Die australische Tageszeitung The Australian veröffentlichte in ihrer Wochenendausgabe (The Weekend Australian) vom 28./29. Juli eine deutliche Kritik an der Amtsführung von Papst Franziskus. Der Artikel stammt von Tess Livingstone, die ein Gespräch mit Kardinal Gerhard Müller führte. Überschriften wie, „Grüner Papst ist fehlbar“ und „Der Papst ist in Umweltfragen nicht unfehlbar, sagt ein bedeutender Kardinal“, geben die Richtung an.

Die von Livingstone formulierte Kernaussage von Kardinal Müller lautet:

„Die Christen sind nicht verpflichtet, der links-grünen Agenda von Papst Franziskus zu folgen“.

Konkret ist die Klimawandel-Agenda gemeint, die Papst Franziskus der katholischen Kirche verordnet, während seine Vorgänger bemüht waren, sich nicht vor einen zweifelhaften, politisch und ideologisch motivierten Karren spannen zu lassen. Kardinal Müller geht es aber nicht nur um den Klimawandel.
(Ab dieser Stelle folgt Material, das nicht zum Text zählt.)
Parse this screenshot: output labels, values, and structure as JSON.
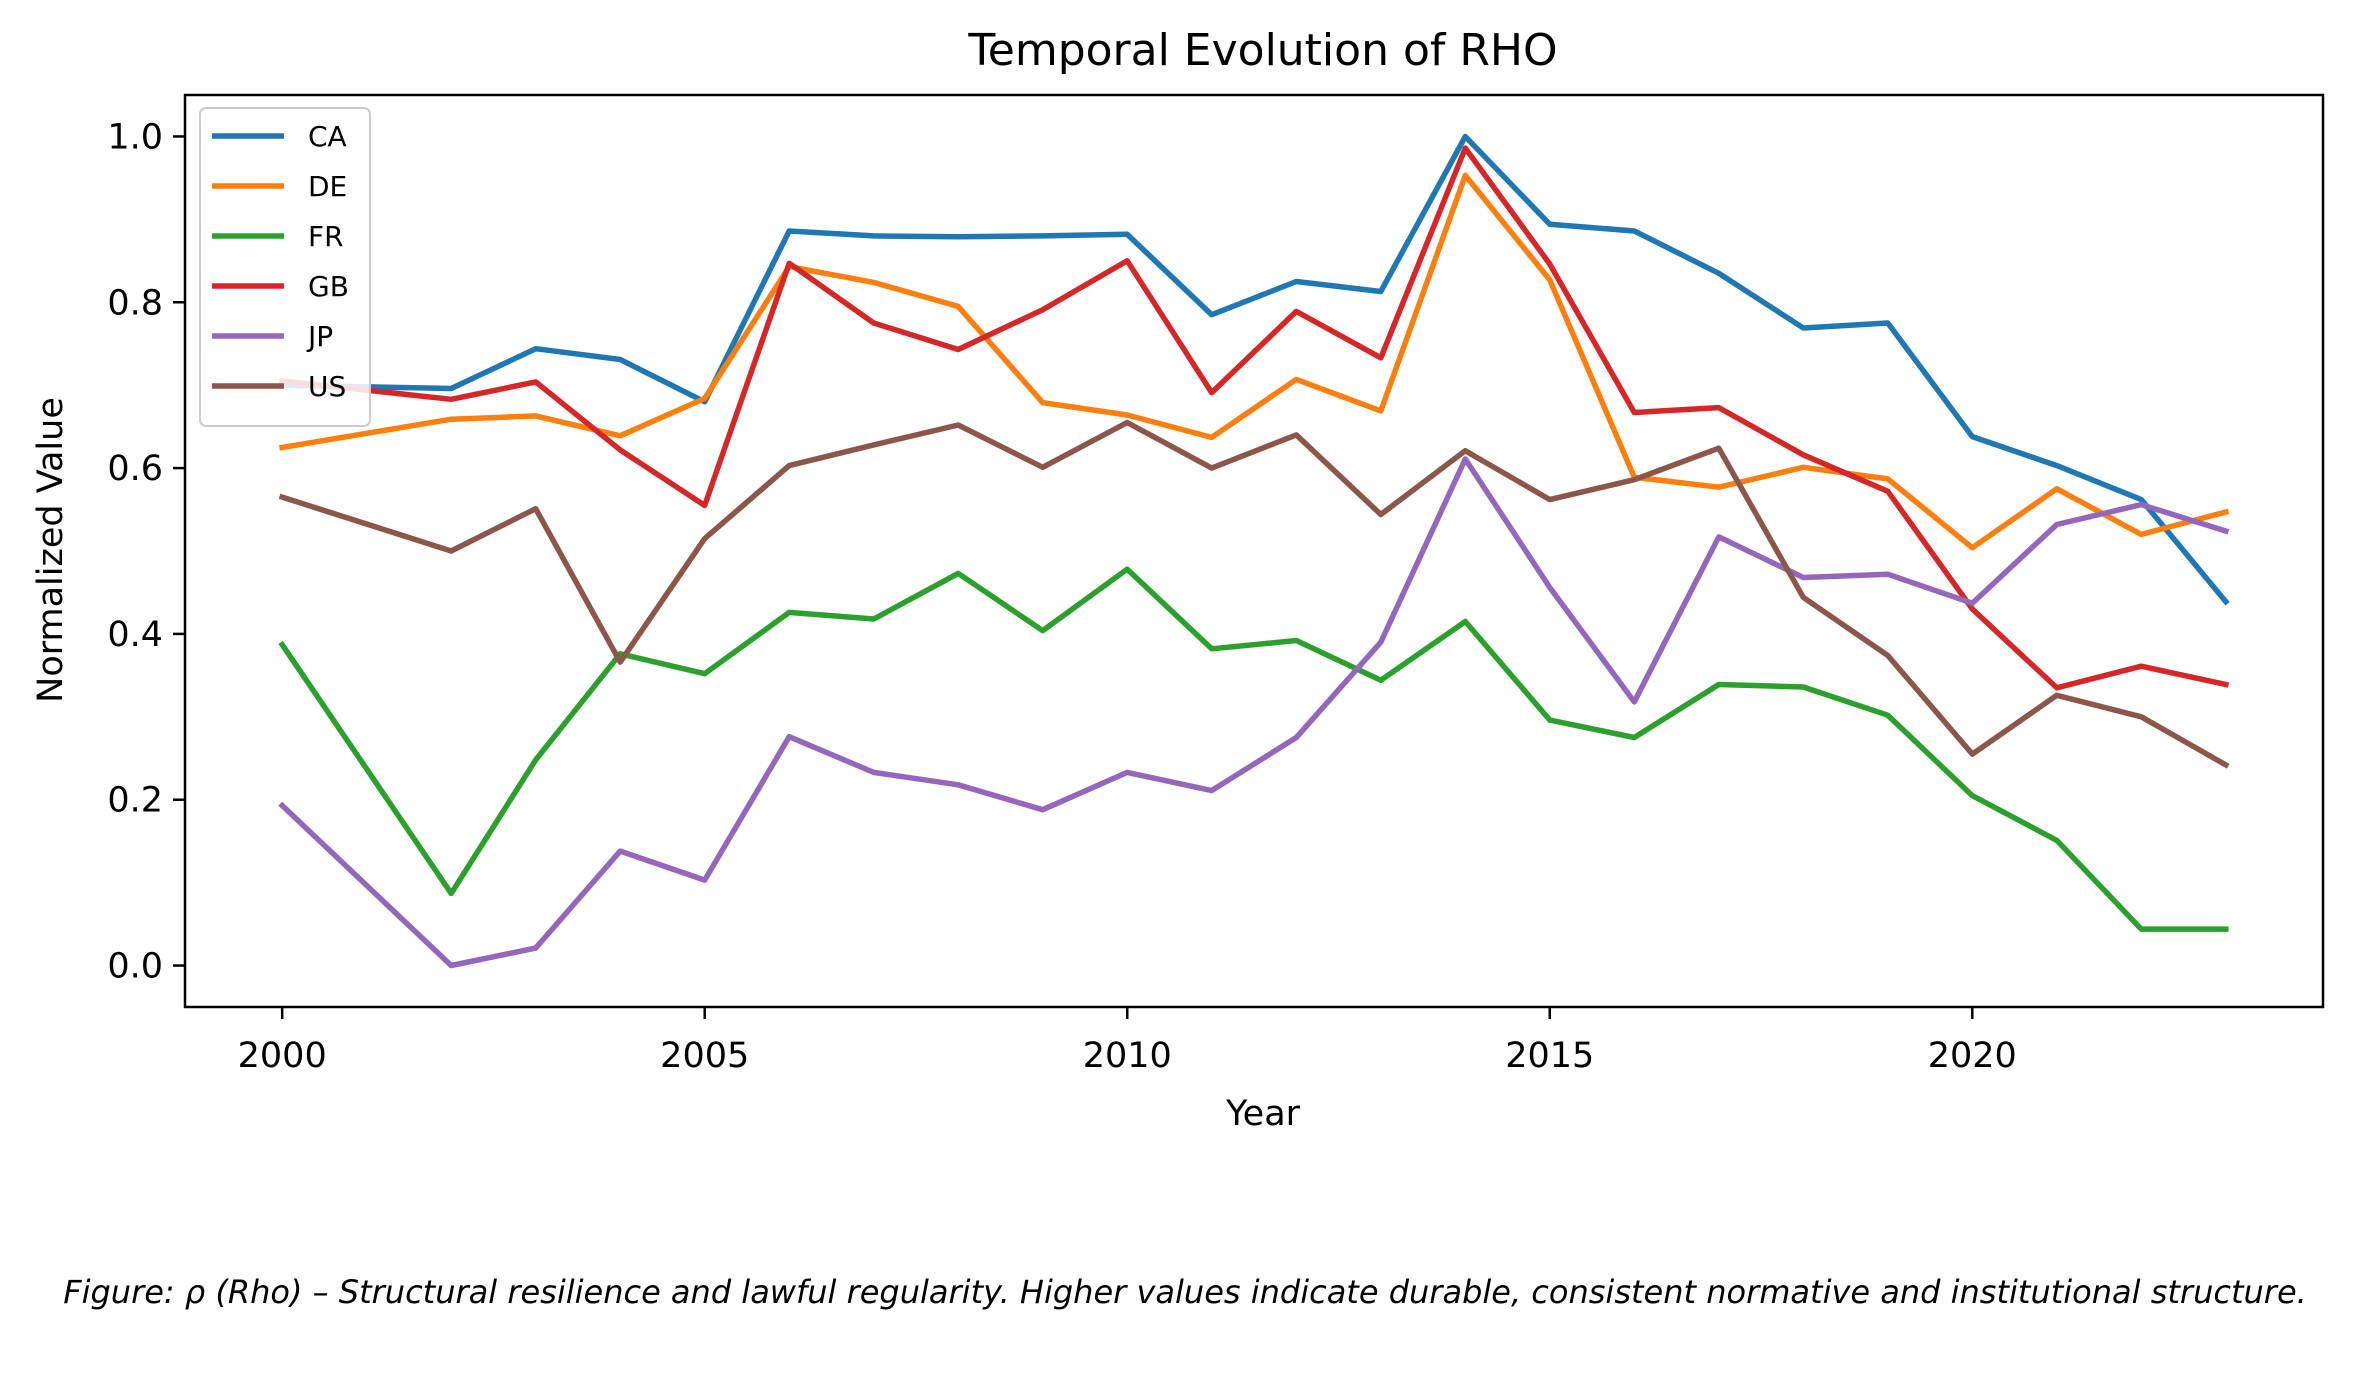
{
  "chart_data": {
    "type": "line",
    "title": "Temporal Evolution of RHO",
    "xlabel": "Year",
    "ylabel": "Normalized Value",
    "xlim": [
      1998.85,
      2024.15
    ],
    "ylim": [
      -0.05,
      1.05
    ],
    "xticks": [
      2000,
      2005,
      2010,
      2015,
      2020
    ],
    "yticks": [
      0.0,
      0.2,
      0.4,
      0.6,
      0.8,
      1.0
    ],
    "ytick_labels": [
      "0.0",
      "0.2",
      "0.4",
      "0.6",
      "0.8",
      "1.0"
    ],
    "grid": false,
    "legend_position": "top-left",
    "x": [
      2000,
      2002,
      2003,
      2004,
      2005,
      2006,
      2007,
      2008,
      2009,
      2010,
      2011,
      2012,
      2013,
      2014,
      2015,
      2016,
      2017,
      2018,
      2019,
      2020,
      2021,
      2022,
      2023
    ],
    "series": [
      {
        "name": "CA",
        "color": "#1f77b4",
        "values": [
          0.7,
          0.696,
          0.744,
          0.731,
          0.68,
          0.886,
          0.88,
          0.879,
          0.88,
          0.882,
          0.785,
          0.825,
          0.813,
          1.0,
          0.894,
          0.886,
          0.835,
          0.769,
          0.775,
          0.638,
          0.603,
          0.562,
          0.439
        ]
      },
      {
        "name": "DE",
        "color": "#ff7f0e",
        "values": [
          0.625,
          0.659,
          0.663,
          0.639,
          0.684,
          0.843,
          0.824,
          0.795,
          0.679,
          0.664,
          0.637,
          0.707,
          0.669,
          0.953,
          0.827,
          0.589,
          0.577,
          0.601,
          0.587,
          0.504,
          0.575,
          0.52,
          0.547
        ]
      },
      {
        "name": "FR",
        "color": "#2ca02c",
        "values": [
          0.387,
          0.087,
          0.248,
          0.376,
          0.352,
          0.426,
          0.418,
          0.473,
          0.404,
          0.478,
          0.382,
          0.392,
          0.344,
          0.415,
          0.296,
          0.275,
          0.339,
          0.336,
          0.302,
          0.205,
          0.151,
          0.044,
          0.044
        ]
      },
      {
        "name": "GB",
        "color": "#d62728",
        "values": [
          0.705,
          0.683,
          0.704,
          0.622,
          0.555,
          0.847,
          0.775,
          0.743,
          0.791,
          0.85,
          0.691,
          0.789,
          0.733,
          0.986,
          0.846,
          0.667,
          0.673,
          0.616,
          0.572,
          0.43,
          0.335,
          0.361,
          0.339
        ]
      },
      {
        "name": "JP",
        "color": "#9467bd",
        "values": [
          0.193,
          0.0,
          0.021,
          0.138,
          0.103,
          0.276,
          0.233,
          0.218,
          0.188,
          0.233,
          0.211,
          0.275,
          0.39,
          0.611,
          0.456,
          0.318,
          0.517,
          0.468,
          0.472,
          0.437,
          0.532,
          0.556,
          0.524
        ]
      },
      {
        "name": "US",
        "color": "#8c564b",
        "values": [
          0.565,
          0.5,
          0.551,
          0.366,
          0.515,
          0.603,
          0.628,
          0.652,
          0.601,
          0.655,
          0.6,
          0.64,
          0.544,
          0.621,
          0.562,
          0.586,
          0.624,
          0.444,
          0.374,
          0.255,
          0.326,
          0.3,
          0.242
        ]
      }
    ]
  },
  "caption": "Figure: ρ (Rho) – Structural resilience and lawful regularity. Higher values indicate durable, consistent normative and institutional structure."
}
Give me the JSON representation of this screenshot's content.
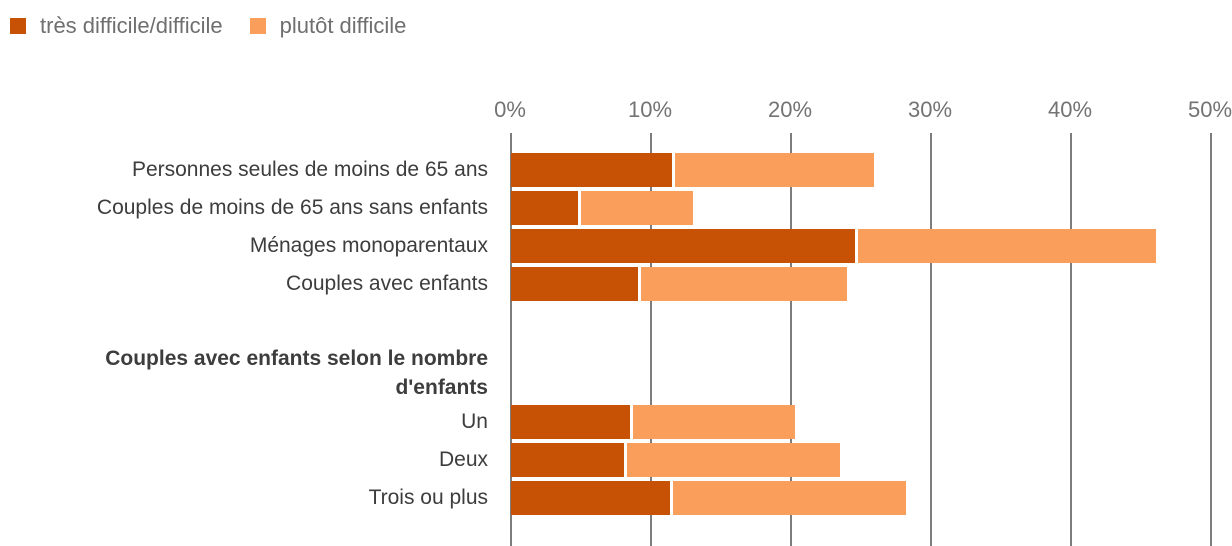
{
  "legend": {
    "items": [
      {
        "label": "très difficile/difficile",
        "color": "#c75206"
      },
      {
        "label": "plutôt difficile",
        "color": "#f99f5b"
      }
    ]
  },
  "chart_data": {
    "type": "bar",
    "orientation": "horizontal",
    "stacked": true,
    "unit": "%",
    "xlim": [
      0,
      50
    ],
    "x_ticks": [
      "0%",
      "10%",
      "20%",
      "30%",
      "40%",
      "50%"
    ],
    "grid": true,
    "legend_position": "top-left",
    "categories": [
      "Personnes seules de moins de 65 ans",
      "Couples de moins de 65 ans sans enfants",
      "Ménages monoparentaux",
      "Couples avec enfants",
      "Un",
      "Deux",
      "Trois ou plus"
    ],
    "group_header": {
      "after_category_index": 3,
      "lines": [
        "Couples avec enfants selon le nombre",
        "d'enfants"
      ]
    },
    "series": [
      {
        "name": "très difficile/difficile",
        "color": "#c75206",
        "values": [
          11.7,
          5.0,
          24.8,
          9.3,
          8.7,
          8.3,
          11.6
        ]
      },
      {
        "name": "plutôt difficile",
        "color": "#f99f5b",
        "values": [
          14.2,
          8.0,
          21.3,
          14.7,
          11.6,
          15.2,
          16.6
        ]
      }
    ],
    "totals": [
      25.9,
      13.0,
      46.1,
      24.0,
      20.3,
      23.5,
      28.2
    ]
  }
}
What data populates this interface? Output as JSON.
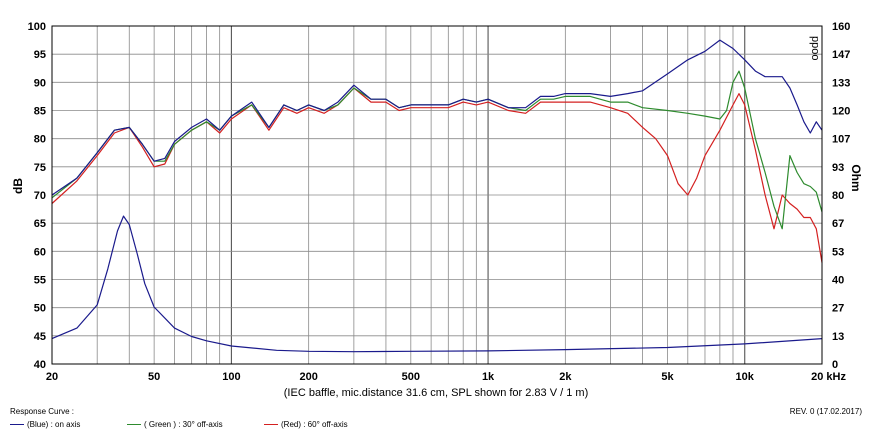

Es bestehe, so die Autorin unter Verweis auf Kardinal Müller, keinerlei Verpflichtung für Christen, einen Kampf gegen fossile Brennstoffe zu führen oder für die Einhaltung internationaler Klimaverträge wie dem Pariser Klimaabkommen vom Dezember 2015, das auf der Behauptung beruht, der Mensch sei schuld an der Erderwärmung schuld.

Zur Erinnerung: Dieses Abkommen wurde von Papst Franziskus mit besonderem Nachdruck unterstützt. Er ließ dazu im Frühjahr 2015 in Zusammenarbeit mit der UNO eine Klimakonferenz im Vatikan abhalten, bei der Wissenschaftler, die an der Behauptung einer menschenverschuldeten Erderwärmung zweifeln, kurzerhand ausgeschlossen wurden. Dann veröffentlichte der Papst eine Öko-Enzyklika, ließ am Hochfest Mariä Empfängnis die Fassade des Petersdomes mit suggestiven Bildern bestrahlen, sandte eine Botschaft an die Klimakonferenz in Paris, versuchte die Wahl von Donald Trump zu verhindern und warnte unter Verweis auf die Klima-Agenda vor dessen Wahlsieg.

Was Livingstone schreibt, ließe sich auch so sagen: Papst Franziskus nimmt die Rolle einer Art von oberstem Religionsführer ein, der im Namen der Religionen als moralische Instanz Druck zur Durchsetzung und Einhaltung einer bestimmten politischen Richtung ausübt. Dabei ist das katholische Kirchenoberhaupt allerdings, und das wird bemängelt, nicht in eigener, also religiöser Sache – und schon gar nicht im Sinne der Wahrheit – tätig. Er erfüllt vielmehr die Rolle eines globalen kirchlichen Staatsbeamten wie ihn sich das aufgeklärte Staatskirchentum, etwa der Josephinismus, vorstellte.